When asked about investor and bank engagement on Belarus’ ESG risk, he says: “If the UK government had put proper sanctions on Belarus, we wouldn’t be in this situation. That’s what the investment funds are waiting for.”
“For investment banks, more accountability over use of proceeds means more friction in the market”
There are broader concerns in the sovereign debt sector about the final use of proceeds when states in emerging markets, such as Belarus, raise funds internationally, explains Andrew Roche, managing director at Paris-based FINEXEM, which advises states how to restructure their external debt.

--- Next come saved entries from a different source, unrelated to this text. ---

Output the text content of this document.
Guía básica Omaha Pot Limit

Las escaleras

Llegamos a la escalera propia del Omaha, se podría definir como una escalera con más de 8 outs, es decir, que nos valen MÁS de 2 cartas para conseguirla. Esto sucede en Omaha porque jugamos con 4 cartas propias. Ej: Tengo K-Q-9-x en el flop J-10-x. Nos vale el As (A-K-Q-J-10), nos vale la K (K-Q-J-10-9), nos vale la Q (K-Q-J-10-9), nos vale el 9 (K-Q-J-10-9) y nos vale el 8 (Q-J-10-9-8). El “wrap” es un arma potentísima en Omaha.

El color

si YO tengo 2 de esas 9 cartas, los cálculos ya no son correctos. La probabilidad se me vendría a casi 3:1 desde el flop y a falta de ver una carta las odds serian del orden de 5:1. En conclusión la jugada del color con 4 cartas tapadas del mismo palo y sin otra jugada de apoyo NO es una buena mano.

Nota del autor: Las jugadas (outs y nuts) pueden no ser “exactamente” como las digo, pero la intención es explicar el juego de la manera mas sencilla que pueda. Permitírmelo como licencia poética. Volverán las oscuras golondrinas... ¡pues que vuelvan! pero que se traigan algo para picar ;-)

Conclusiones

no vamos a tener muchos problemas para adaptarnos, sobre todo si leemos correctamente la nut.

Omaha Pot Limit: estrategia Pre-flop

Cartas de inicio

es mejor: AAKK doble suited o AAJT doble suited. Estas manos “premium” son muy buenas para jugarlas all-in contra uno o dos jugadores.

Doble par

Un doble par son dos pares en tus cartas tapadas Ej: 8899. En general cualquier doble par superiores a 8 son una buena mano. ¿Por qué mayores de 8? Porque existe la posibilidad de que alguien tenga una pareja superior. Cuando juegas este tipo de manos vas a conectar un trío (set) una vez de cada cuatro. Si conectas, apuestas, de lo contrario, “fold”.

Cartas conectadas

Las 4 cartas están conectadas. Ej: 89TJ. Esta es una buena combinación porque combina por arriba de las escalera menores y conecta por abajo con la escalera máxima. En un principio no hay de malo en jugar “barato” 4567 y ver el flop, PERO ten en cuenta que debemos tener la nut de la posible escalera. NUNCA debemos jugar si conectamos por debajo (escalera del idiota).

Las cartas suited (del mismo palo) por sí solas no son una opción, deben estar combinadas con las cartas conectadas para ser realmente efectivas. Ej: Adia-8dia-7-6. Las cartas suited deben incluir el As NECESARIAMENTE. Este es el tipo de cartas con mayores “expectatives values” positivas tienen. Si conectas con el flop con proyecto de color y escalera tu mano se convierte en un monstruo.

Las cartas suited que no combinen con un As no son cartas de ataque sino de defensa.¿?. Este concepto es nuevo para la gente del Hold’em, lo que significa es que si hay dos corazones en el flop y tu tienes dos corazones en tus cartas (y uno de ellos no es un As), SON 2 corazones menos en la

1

Often, Roche says, finance ministries do not give explicit details on how the money raised through sovereign bonds will be used beyond a “one or two line description” – in contrast to the transparency over corporate bonds, development finance and other instruments. Likewise, there are no obligations on the arranger or investor side to track how funds are used.
“For investment banks, more accountability over use of proceeds means more friction in the market. Until you link transparency over states’ use of bond proceeds to ESG ratings – and therefore risk – investors are unlikely to be interested in this issue.”
Roche continued: “ESG is ultimately another layer of credit risk assessment, but it can be geared to promote investment with positive environmental and social impacts.”
As part of its response to the Belarus crisis, European Union is apparently considering restricting Belarus’ access to Europe’s bond markets, according to a recent statement by German foreign minister Heiko Maas. But while outrage over Belarus’ ability to raise funds abroad has flared in the wake of the grounding of the Ryanair flight, no direct actions targeting the country’s eurobonds have been mooted.
“Unlike corporations, countries don’t go out of business,” said Bluebay’s Ash. “Sometimes you might have to deal with a new government, but even if the countries don’t pay it all back, they usually pay 60 or 70 cents (percent) back, so you still make a profit. Though the interest rates for bonds issued by emerging market countries are high, the investor still loses out if the bonds are suspended or if the country defaults.
“But countries hardly ever default. You get two or three countries a year who default and it’s usually the same players.”